What is voluntary liquidation, and how is it different?
A separate stream — voluntary liquidation under Section 59 — accounts for 604 orders in this corpus. These are solvent companies winding down by choice: typically subsidiary restructurings, group consolidations, or end-of-life asset disposals. The voluntary-liquidation regime is procedurally lighter than CIRP-failure liquidation, and the orders are correspondingly briefer.
A reader interested in voluntary liquidation should treat it as a mostly-separate subdomain. The doctrinal questions that animate CIRP-failure liquidation — Section 53 waterfall priorities, secured-creditor opt-outs, government dues priority — barely arise in voluntary liquidation. The case law is thinner and more procedural.
Which provisions actually run a liquidation?
| Section | Citations | What it does |
|---|---|---|
| 33 | 3,222 | Initiation of liquidation |
| 52 | ~1,000 | Secured creditor in liquidation (right to enforce or relinquish) |
| 53 | 1,329 | Distribution waterfall — order of priority |
| 35 | ~700 | Powers and duties of the liquidator |
| 54 | ~600 | Dissolution of the corporate debtor on completion |
| 59 | ~500 | Voluntary liquidation |
Section 53 is the distribution waterfall: it sets the order in which proceeds from the liquidation estate are distributed. It is one of the most-litigated provisions in liquidation jurisprudence, because the waterfall determines who gets paid and who does not.
Who actually gets paid first when the money runs out?
Section 53(1) of the Code prescribes the following order:
- Insolvency-resolution-process costs and liquidation costs (in full).
- Workmen’s dues for 24 months preceding liquidation + secured creditors who have relinquished their security (these two ranks pari passu).
- Wages and unpaid dues to employees other than workmen, for 12 months preceding liquidation.
- Financial debts owed to unsecured creditors.
- Government dues (Central and State) + secured creditors whose enforcement remains uncovered (shortfall after enforcement of security) — pari passu.
- Any remaining debts and dues.
- Preference shareholders.
- Equity shareholders or partners.
The waterfall is — to put it mildly — unfavourable to the Crown. Government dues sit at rank 5, below workmen, unsecured employees, unsecured financial creditors, and below secured creditors who opted to relinquish their security.
Did Rainbow Papers actually elevate state tax dues?
This priority arrangement has been challenged repeatedly. In Rainbow Papers Ltd. v.
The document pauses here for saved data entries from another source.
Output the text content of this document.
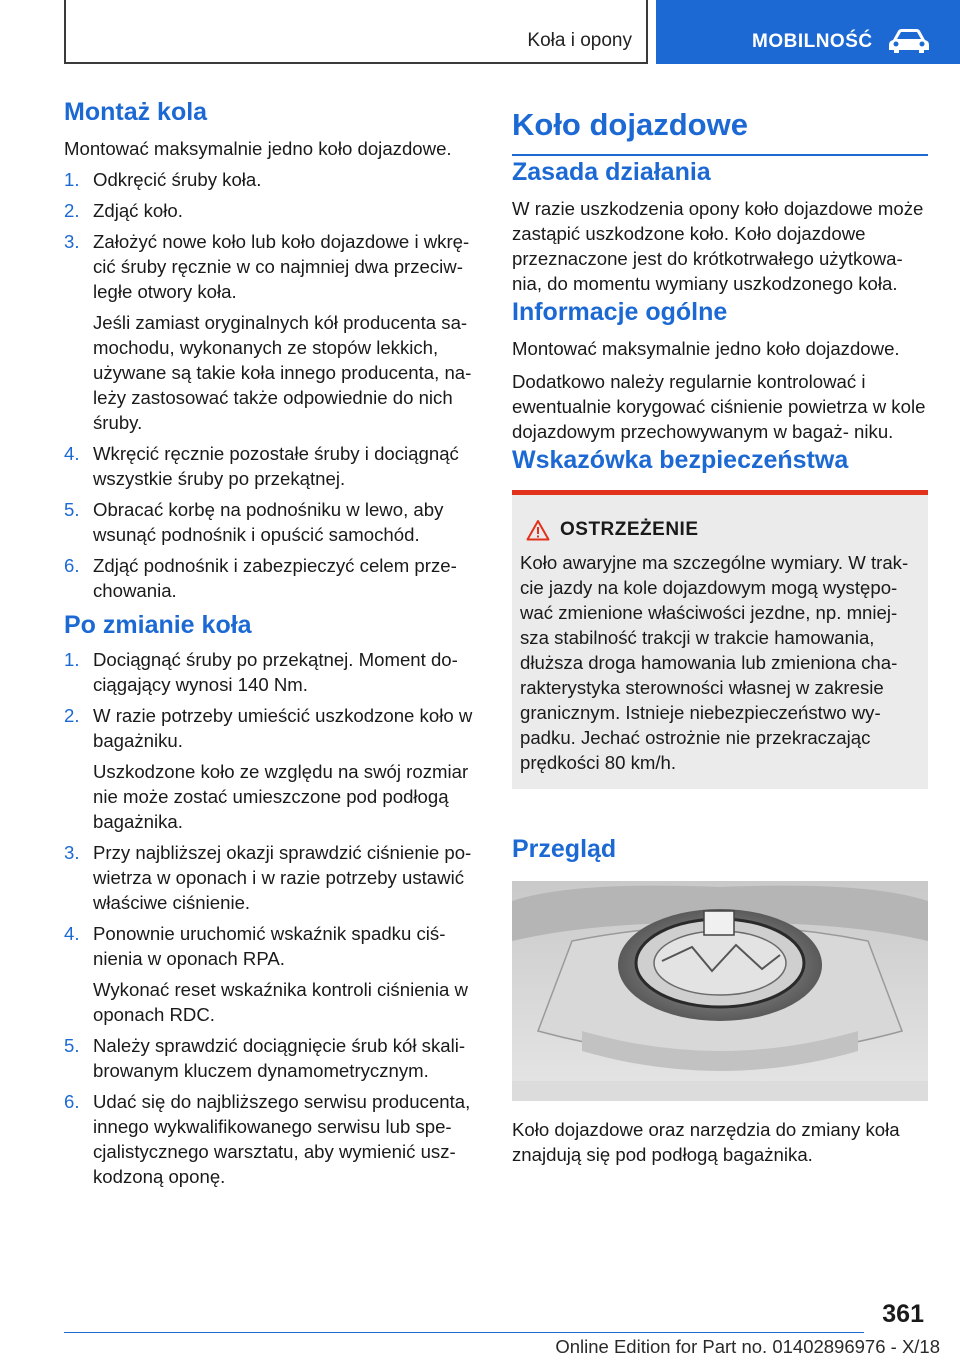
Koła i opony	MOBILNOŚĆ
Montaż kola

Montować maksymalnie jedno koło dojazdowe.

1. Odkręcić śruby koła.
2. Zdjąć koło.
3. Założyć nowe koło lub koło dojazdowe i wkrę- cić śruby ręcznie w co najmniej dwa przeciw- ległe otwory koła.
Jeśli zamiast oryginalnych kół producenta sa- mochodu, wykonanych ze stopów lekkich, używane są takie koła innego producenta, na- leży zastosować także odpowiednie do nich śruby.
4. Wkręcić ręcznie pozostałe śruby i dociągnąć wszystkie śruby po przekątnej.
5. Obracać korbę na podnośniku w lewo, aby wsunąć podnośnik i opuścić samochód.
6. Zdjąć podnośnik i zabezpieczyć celem prze- chowania.
Po zmianie koła
1. Dociągnąć śruby po przekątnej. Moment do- ciągający wynosi 140 Nm.
2. W razie potrzeby umieścić uszkodzone koło w bagażniku.
Uszkodzone koło ze względu na swój rozmiar nie może zostać umieszczone pod podłogą bagażnika.
3. Przy najbliższej okazji sprawdzić ciśnienie po- wietrza w oponach i w razie potrzeby ustawić właściwe ciśnienie.
4. Ponownie uruchomić wskaźnik spadku ciś- nienia w oponach RPA.
Wykonać reset wskaźnika kontroli ciśnienia w oponach RDC.
5. Należy sprawdzić dociągnięcie śrub kół skali- browanym kluczem dynamometrycznym.
6. Udać się do najbliższego serwisu producenta, innego wykwalifikowanego serwisu lub spe- cjalistycznego warsztatu, aby wymienić usz- kodzoną oponę.
Koło dojazdowe
Zasada działania

W razie uszkodzenia opony koło dojazdowe może zastąpić uszkodzone koło. Koło dojazdowe przeznaczone jest do krótkotrwałego użytkowa- nia, do momentu wymiany uszkodzonego koła.

Informacje ogólne

Montować maksymalnie jedno koło dojazdowe.

Dodatkowo należy regularnie kontrolować i ewentualnie korygować ciśnienie powietrza w kole dojazdowym przechowywanym w bagaż- niku.

Wskazówka bezpieczeństwa
OSTRZEŻENIE

Koło awaryjne ma szczególne wymiary. W trak- cie jazdy na kole dojazdowym mogą występo- wać zmienione właściwości jezdne, np. mniej- sza stabilność trakcji w trakcie hamowania, dłuższa droga hamowania lub zmieniona cha- rakterystyka sterowności własnej w zakresie granicznym. Istnieje niebezpieczeństwo wy- padku. Jechać ostrożnie nie przekraczając prędkości 80 km/h.

Przegląd

Koło dojazdowe oraz narzędzia do zmiany koła znajdują się pod podłogą bagażnika.

361
Online Edition for Part no. 01402896976 - X/18
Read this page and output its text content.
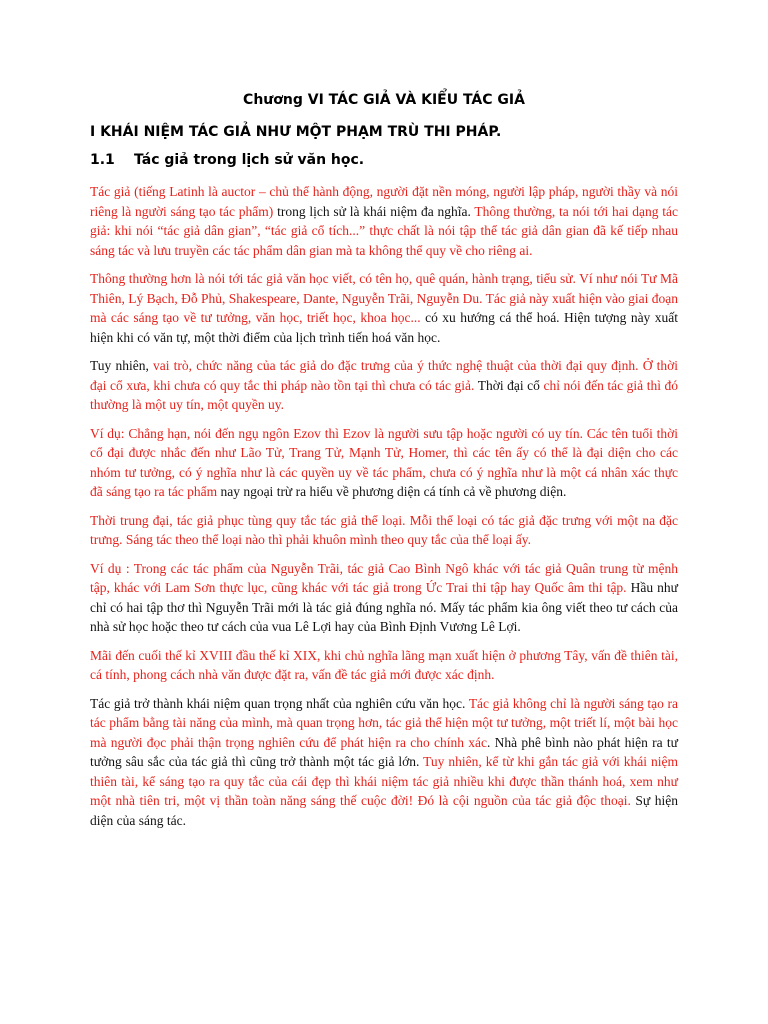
Chương VI TÁC GIẢ VÀ KIỂU TÁC GIẢ
I KHÁI NIỆM TÁC GIẢ NHƯ MỘT PHẠM TRÙ THI PHÁP.
1.1 Tác giả trong lịch sử văn học.

Tác giả (tiếng Latinh là auctor – chủ thể hành động, người đặt nền móng, người lập pháp, người thầy và nói riêng là người sáng tạo tác phẩm) trong lịch sử là khái niệm đa nghĩa. Thông thường, ta nói tới hai dạng tác giả: khi nói “tác giả dân gian”, “tác giả cổ tích...” thực chất là nói tập thể tác giả dân gian đã kế tiếp nhau sáng tác và lưu truyền các tác phẩm dân gian mà ta không thể quy về cho riêng ai.

Thông thường hơn là nói tới tác giả văn học viết, có tên họ, quê quán, hành trạng, tiểu sử. Ví như nói Tư Mã Thiên, Lý Bạch, Đỗ Phủ, Shakespeare, Dante, Nguyễn Trãi, Nguyễn Du. Tác giả này xuất hiện vào giai đoạn mà các sáng tạo về tư tưởng, văn học, triết học, khoa học... có xu hướng cá thể hoá. Hiện tượng này xuất hiện khi có văn tự, một thời điểm của lịch trình tiến hoá văn học.

Tuy nhiên, vai trò, chức năng của tác giả do đặc trưng của ý thức nghệ thuật của thời đại quy định. Ở thời đại cổ xưa, khi chưa có quy tắc thi pháp nào tồn tại thì chưa có tác giả. Thời đại cổ chỉ nói đến tác giả thì đó thường là một uy tín, một quyền uy.

Ví dụ: Chẳng hạn, nói đến ngụ ngôn Ezov thì Ezov là người sưu tập hoặc người có uy tín. Các tên tuổi thời cổ đại được nhắc đến như Lão Tử, Trang Tử, Mạnh Tử, Homer, thì các tên ấy có thể là đại diện cho các nhóm tư tưởng, có ý nghĩa như là các quyền uy về tác phẩm, chưa có ý nghĩa như là một cá nhân xác thực đã sáng tạo ra tác phẩm nay ngoại trừ ra hiểu về phương diện cá tính cả về phương diện.

Thời trung đại, tác giả phục tùng quy tắc tác giả thể loại. Mỗi thể loại có tác giả đặc trưng với một na đặc trưng. Sáng tác theo thể loại nào thì phải khuôn mình theo quy tắc của thể loại ấy.

Ví dụ : Trong các tác phẩm của Nguyễn Trãi, tác giả Cao Bình Ngô khác với tác giả Quân trung từ mệnh tập, khác với Lam Sơn thực lục, cũng khác với tác giả trong Ức Trai thi tập hay Quốc âm thi tập. Hầu như chỉ có hai tập thơ thì Nguyễn Trãi mới là tác giả đúng nghĩa nó. Mấy tác phẩm kia ông viết theo tư cách của nhà sử học hoặc theo tư cách của vua Lê Lợi hay của Bình Định Vương Lê Lợi.

Mãi đến cuối thế kỉ XVIII đầu thế kỉ XIX, khi chủ nghĩa lãng mạn xuất hiện ở phương Tây, vấn đề thiên tài, cá tính, phong cách nhà văn được đặt ra, vấn đề tác giả mới được xác định.

Tác giả trở thành khái niệm quan trọng nhất của nghiên cứu văn học. Tác giả không chỉ là người sáng tạo ra tác phẩm bằng tài năng của mình, mà quan trọng hơn, tác giả thể hiện một tư tưởng, một triết lí, một bài học mà người đọc phải thận trọng nghiên cứu để phát hiện ra cho chính xác. Nhà phê bình nào phát hiện ra tư tưởng sâu sắc của tác giả thì cũng trở thành một tác giả lớn. Tuy nhiên, kể từ khi gắn tác giả với khái niệm thiên tài, kể sáng tạo ra quy tắc của cái đẹp thì khái niệm tác giả nhiều khi được thần thánh hoá, xem như một nhà tiên tri, một vị thần toàn năng sáng thế cuộc đời! Đó là cội nguồn của tác giả độc thoại. Sự hiện diện của sáng tác.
State of Gujarat (SC, 2022) — cited in 2023 onwards as the recent doctrinal wrinkle — the Supreme Court appeared to elevate certain “first charge” statutory dues to higher priority.
The 2024 Supreme Court has been pulling back on Rainbow Papers; the question is not closed. A reader interested in the latest is best served by following the live cause-list — this magazine reports the state as of the corpus cutoff.
Why is Section 52’s election irrevocable?
Section 52 of the Code gives a secured creditor in liquidation a binary choice:
- Relinquish the security to the liquidation estate and join the Section 53 waterfall at rank 2 (above workmen), or
- Enforce the security outside the liquidation estate, and stand for any shortfall at rank 5 (below most other creditors).
The choice has to be made within 30 days of liquidation commencement and is irrevocable.
In practice, secured creditors with high-quality, easily-realisable security (mortgaged real estate, equipment with active resale markets) tend to enforce. Those with low-quality or hard-to- realise security (specialised plant, intangibles, working-capital receivables) tend to relinquish and join the waterfall.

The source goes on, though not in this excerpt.